ILO melalui publikasi Prakiraan Ketenagakerjaan Dunia dan Sosial: Tren 2023, mengungkapkan proyeksi pertumbuhan lapangan kerja global hanya akan mencapai 1,0% pada 2023, kurang dari setengah tingkat pada 2022. Pengangguran global diperkirakan masih akan meningkat. Meskipun pemulihan ekonomi setelah krisis covid-19 telah dimulai sejak 2021, kekurangan peluang bekerja masih akan terus berlanjut. Perlambatan saat ini berdampak banyak pekerja yang harus menerima pekerjaan dengan kualitas lebih rendah, sering kali dengan gaji lebih rendah, terkadang dengan jam kerja yang tidak mencukupi. Selain itu, karena harga naik lebih cepat daripada pendapatan nominal tenaga kerja, krisis biaya hidup berisiko, artinya mendorong lebih banyak orang dalam kemiskinan. Tren itu muncul di atas penurunan pendapatan yang signifikan yang terlihat selama krisis covid-19, yang di banyak negara berdampak paling buruk pada kelompok berpenghasilan rendah. Paparan Menteri Ketenagakerjaan saat breakfast meeting di forum CEO Foreign Policy Community of Indonesia (FPCI) awal Februari 2023 lalu menegaskan pada 2022 ini 55,43% angkatan kerja Indonesia berlatar belakang pendidikan SMP ke bawah dan 32,99% pendidikan SMA dan SMK. Data itu menunjukkan kerentanan sebagian besar pekerja dalam memahami perhitungan-perhitungan risiko keuangan, termasuk di dalamnya perhitungan beban pajak untuk masa yang akan datang. Simulasi perhitungan di atas ialah hal sederhana dan menghitung pendapatan untuk 10 tahun ke depan akan lebih rumit lagi, ditambah dengan variabel pajak progresif. Bisa diduga sebagian besar pekerja yang mengambil JHT, apakah 10% atau 30%, tidak memperhitungkan risiko yang akan didapatkan pada saat sisa JHT diklaim setelah pensiun.

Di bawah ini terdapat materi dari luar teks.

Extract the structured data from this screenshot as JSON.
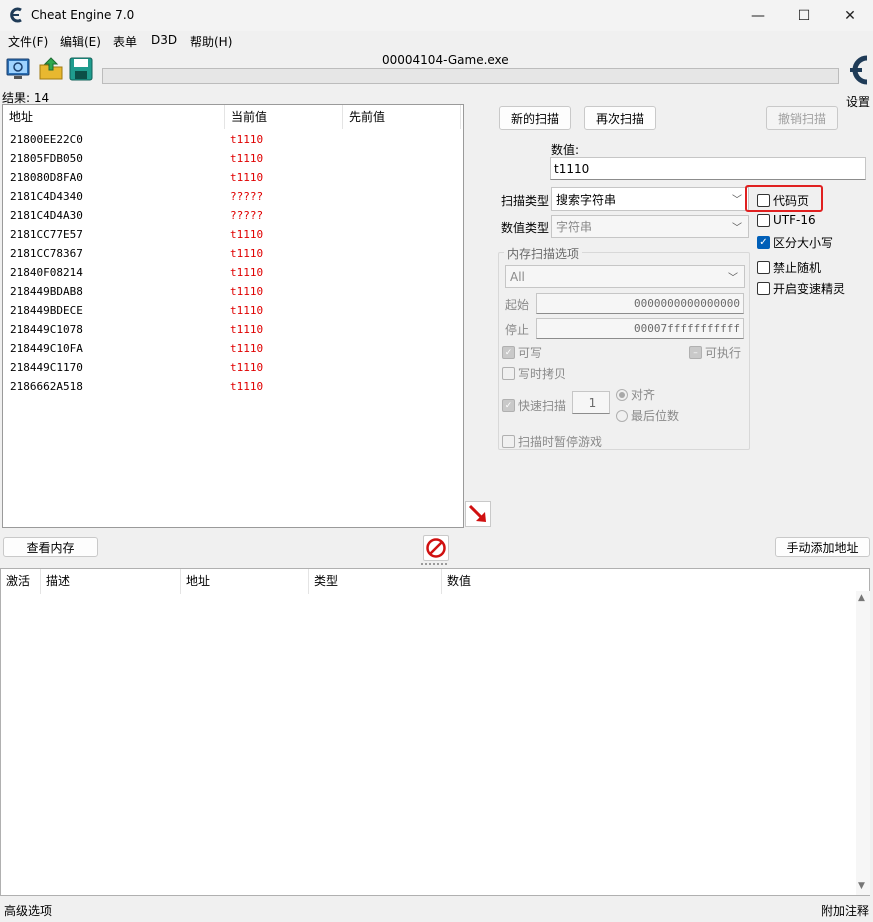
{
  "window": {
    "title": "Cheat Engine 7.0",
    "minimize_glyph": "—",
    "maximize_glyph": "☐",
    "close_glyph": "✕"
  },
  "menu": [
    "文件(F)",
    "编辑(E)",
    "表单",
    "D3D",
    "帮助(H)"
  ],
  "toolbar": {
    "process_name": "00004104-Game.exe",
    "settings_label": "设置",
    "icons": [
      "open-process-icon",
      "load-table-icon",
      "save-table-icon"
    ]
  },
  "results": {
    "count_label": "结果: 14",
    "columns": [
      "地址",
      "当前值",
      "先前值"
    ],
    "rows": [
      {
        "address": "21800EE22C0",
        "current": "t1110",
        "previous": ""
      },
      {
        "address": "21805FDB050",
        "current": "t1110",
        "previous": ""
      },
      {
        "address": "218080D8FA0",
        "current": "t1110",
        "previous": ""
      },
      {
        "address": "2181C4D4340",
        "current": "?????",
        "previous": ""
      },
      {
        "address": "2181C4D4A30",
        "current": "?????",
        "previous": ""
      },
      {
        "address": "2181CC77E57",
        "current": "t1110",
        "previous": ""
      },
      {
        "address": "2181CC78367",
        "current": "t1110",
        "previous": ""
      },
      {
        "address": "21840F08214",
        "current": "t1110",
        "previous": ""
      },
      {
        "address": "218449BDAB8",
        "current": "t1110",
        "previous": ""
      },
      {
        "address": "218449BDECE",
        "current": "t1110",
        "previous": ""
      },
      {
        "address": "218449C1078",
        "current": "t1110",
        "previous": ""
      },
      {
        "address": "218449C10FA",
        "current": "t1110",
        "previous": ""
      },
      {
        "address": "218449C1170",
        "current": "t1110",
        "previous": ""
      },
      {
        "address": "2186662A518",
        "current": "t1110",
        "previous": ""
      }
    ]
  },
  "scan": {
    "new_scan": "新的扫描",
    "next_scan": "再次扫描",
    "undo_scan": "撤销扫描",
    "value_label": "数值:",
    "value": "t1110",
    "scan_type_label": "扫描类型",
    "scan_type_value": "搜索字符串",
    "value_type_label": "数值类型",
    "value_type_value": "字符串",
    "options": {
      "codepage": "代码页",
      "utf16": "UTF-16",
      "case_sensitive": "区分大小写",
      "no_random": "禁止随机",
      "speedhack": "开启变速精灵"
    },
    "memory": {
      "title": "内存扫描选项",
      "region": "All",
      "start_label": "起始",
      "start_value": "0000000000000000",
      "stop_label": "停止",
      "stop_value": "00007fffffffffff",
      "writable": "可写",
      "executable": "可执行",
      "copy_on_write": "写时拷贝",
      "fast_scan": "快速扫描",
      "fast_scan_value": "1",
      "align": "对齐",
      "last_digits": "最后位数",
      "pause_game": "扫描时暂停游戏"
    }
  },
  "actions": {
    "view_memory": "查看内存",
    "add_address": "手动添加地址"
  },
  "address_table": {
    "columns": [
      "激活",
      "描述",
      "地址",
      "类型",
      "数值"
    ]
  },
  "footer": {
    "advanced": "高级选项",
    "comments": "附加注释"
  }
}
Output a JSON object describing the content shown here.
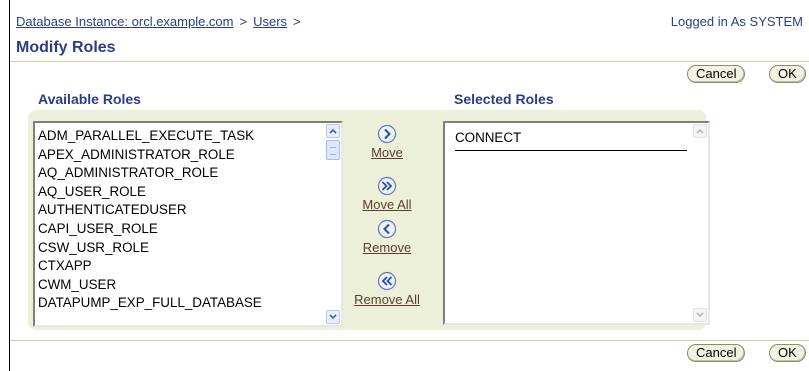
{
  "breadcrumb": {
    "database_instance": "Database Instance: orcl.example.com",
    "separator": ">",
    "users": "Users"
  },
  "login_status": "Logged in As SYSTEM",
  "page_title": "Modify Roles",
  "buttons": {
    "cancel": "Cancel",
    "ok": "OK"
  },
  "available_roles": {
    "label": "Available Roles",
    "items": [
      "ADM_PARALLEL_EXECUTE_TASK",
      "APEX_ADMINISTRATOR_ROLE",
      "AQ_ADMINISTRATOR_ROLE",
      "AQ_USER_ROLE",
      "AUTHENTICATEDUSER",
      "CAPI_USER_ROLE",
      "CSW_USR_ROLE",
      "CTXAPP",
      "CWM_USER",
      "DATAPUMP_EXP_FULL_DATABASE"
    ]
  },
  "selected_roles": {
    "label": "Selected Roles",
    "items": [
      "CONNECT"
    ]
  },
  "shuttle_actions": {
    "move": "Move",
    "move_all": "Move All",
    "remove": "Remove",
    "remove_all": "Remove All"
  },
  "colors": {
    "link_blue": "#2b3e83",
    "shuttle_bg": "#ecf0d8",
    "action_brown": "#5a3f2a"
  }
}
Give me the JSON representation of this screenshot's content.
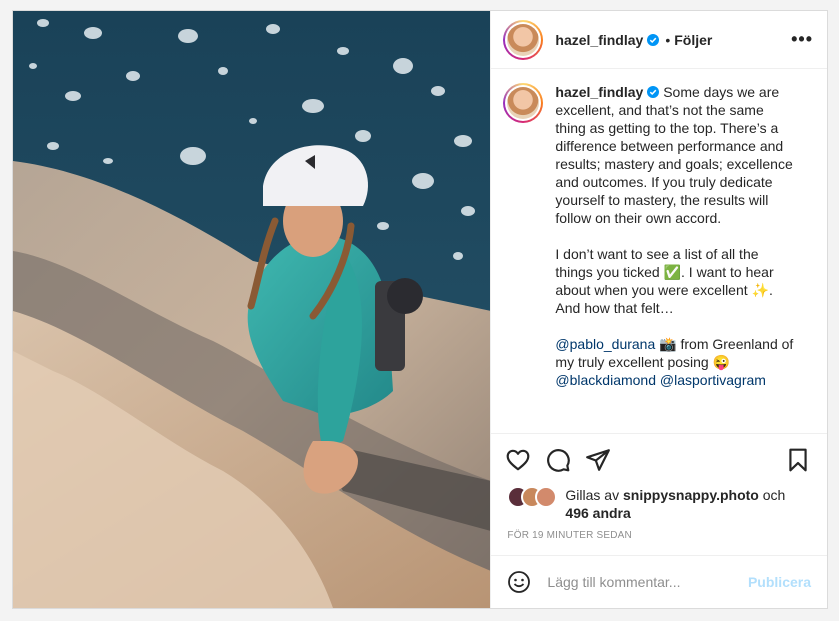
{
  "post": {
    "username": "hazel_findlay",
    "separator": "•",
    "follow_label": "Följer",
    "more_label": "•••",
    "caption_user": "hazel_findlay",
    "caption_para1": "Some days we are excellent, and that’s not the same thing as getting to the top. There’s a difference between performance and results; mastery and goals; excellence and outcomes. If you truly dedicate yourself to mastery, the results will follow on their own accord.",
    "caption_para2": "I don’t want to see a list of all the things you ticked ✅. I want to hear about when you were excellent ✨. And how that felt…",
    "mention_1": "@pablo_durana",
    "caption_from": " 📸 from Greenland of my truly excellent posing 😜",
    "mention_2": "@blackdiamond",
    "mention_3": "@lasportivagram",
    "likes_prefix": "Gillas av ",
    "likes_user": "snippysnappy.photo",
    "likes_and": " och",
    "likes_others": "496 andra",
    "time_ago": "FÖR 19 MINUTER SEDAN",
    "comment_placeholder": "Lägg till kommentar...",
    "publish_label": "Publicera"
  },
  "icons": {
    "verified": "verified-badge-icon",
    "like": "heart-icon",
    "comment": "comment-icon",
    "share": "paper-plane-icon",
    "save": "bookmark-icon",
    "emoji": "smiley-icon"
  },
  "colors": {
    "verified_blue": "#0095f6",
    "mention": "#00376b",
    "publish_disabled": "#b2dffc",
    "meta_grey": "#8e8e8e"
  }
}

Dalam momentum Hari Buruh ini, pemerintah dan Dewan Jaminan Sosial Nasional perlu memikirkan jalan keluar dalam bentuk kebijakan terhadap pengenaan pajak yang lebih ringan kepada pekerja, yang dengan alasan ‘kepentingan mendesak’ terpaksa mengambil JHT sebagian. BPJS Ketenagakerjaan sebagai garda terdepan dalam sosialisasi program-program sebaiknya memastikan pemahaman pekerja yang berencana untuk mengambil JHT sebagian. Penjelasan di berbagai platform media belumlah cukup untuk memastikan pemahaman itu sehingga diperlukan langkah yang lebih tepat agar kehati-hatian pekerja menjadi lebih maksimal.(*)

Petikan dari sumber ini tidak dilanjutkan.